Soccer has just been elevated to major-sport status at Grand Canyon University.
The announcement yesterday of the hire of a high-profile coach with decades of experience at the college level and another six years at the professional level comes at the same time the small Christian school in west Phoenix unveiled plans for a new 2,800-seat soccer stadium.
Schellas Hyndman was introduced to the media in a press conference yesterday at the GCU Student Union, surrounded by the type of attention normally reserved for football or basketball. But the school’s new athletic director Mike Vaught and college president Brian Mueller have decided that soccer will become a major component of the school’s athletic branding efforts.
GCU has no football program, so it has built a promotional effort around its basketball program to help build the school’s profile in the community, as well as across the country. It is counting on athletics as being the driving force behind pushing up its on-campus enrollment numbers.

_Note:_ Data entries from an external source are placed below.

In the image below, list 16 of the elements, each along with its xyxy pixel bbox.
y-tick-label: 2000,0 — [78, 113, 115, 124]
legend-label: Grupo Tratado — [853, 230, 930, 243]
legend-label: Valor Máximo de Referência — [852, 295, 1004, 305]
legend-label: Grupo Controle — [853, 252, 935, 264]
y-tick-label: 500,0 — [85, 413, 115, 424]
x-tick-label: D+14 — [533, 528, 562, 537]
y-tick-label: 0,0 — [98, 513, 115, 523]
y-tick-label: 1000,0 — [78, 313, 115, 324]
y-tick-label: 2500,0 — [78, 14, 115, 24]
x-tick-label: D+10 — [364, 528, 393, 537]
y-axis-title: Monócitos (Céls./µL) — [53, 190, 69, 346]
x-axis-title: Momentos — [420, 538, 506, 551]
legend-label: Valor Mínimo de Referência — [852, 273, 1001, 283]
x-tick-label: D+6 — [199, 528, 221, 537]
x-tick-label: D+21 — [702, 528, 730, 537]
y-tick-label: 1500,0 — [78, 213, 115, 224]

To that end, former Phoenix Suns player and assistant coach Dan Majerle was brought in last season to give the program instant recognition and credibility, and former Suns owner and sport magnate Jerry Colangelo was hired as an assistant to the president to help guide the school through a four-year transition from Division II to D-I ball.
Then the school built a 5,000-seat arena to help lure recruits and demonstrate its commitment to building its basketball program and taking it to the next level.
Mueller compared Hyndman to Duke basketball coach Mike Krzyzewski, who has build the Blue Devils men’s program into one of the most elite in the nation during his 34 years as the head coach. Hyndman spent 31 years as a college coach and six years coaching FC Dallas, a Major League Soccer (MLS) team, during which time he was named Coach of the Year.
The college president called him “one of the best collegiate coaches in the history of men’s soccer.”
In order to make room for Hyndman, Vaught had to first fire former head coach Petar Draksin, who had been coaching soccer at the school for the past 28 years.
Draksin led the Antelopes to five Pacific West Conference titles in the last seven years, before the ‘Lopes began the transition period to D-I. They finished that final season of D-II play as the No. 10 team in the nation and advanced to the Sweet 16 of the NCAA Division II Tournament.
But the ‘Lopes went 4-14-1 in their first season of D-I competition and won just five games last season. So in mid-December, Vaught pulled the trigger and told Draksin the school was going to “move in another direction.”
Now we know what direction that is going to be.
This becomes the first major coaching decision of the Vaught era. The 53-year-old Vaught, who came to the job in mid-October with a wealth of experience at the college level, also replaced someone with a long history with the school. Keith Baker had been the AD for the past 20 years, but had also played baseball there as a student and served as the sports information director and assistant AD along the way to becoming athletic director in 1994.
He, too, has become collateral damage along the way in the attempt to take the GCU athletic program to an elite level. But he does continue to work at the school in a different capacity.
So the new athletic director has hired a new soccer coach. And it looks like a pretty safe first move.
Hyndman never had a losing season in his 24 years as head coach at Southern Methodist University, took the program to 22 NCAA Tournament appearances and the College Cup game twice, won six conference tournament and nine regular-season championships, and was named Coach of the Year eight times.
Kevin Grimes, the men’s soccer coach at the University of California, pointed out that “Schellas is already one of the all-time great coaches in the history of college soccer. His hiring immediately puts Grand Canyon on the national soccer map.”
And that’s right where Mueller and Vaught want their newly-minted soccer program to be.
So move over, Majerle, there’s a new big-time coach on campus.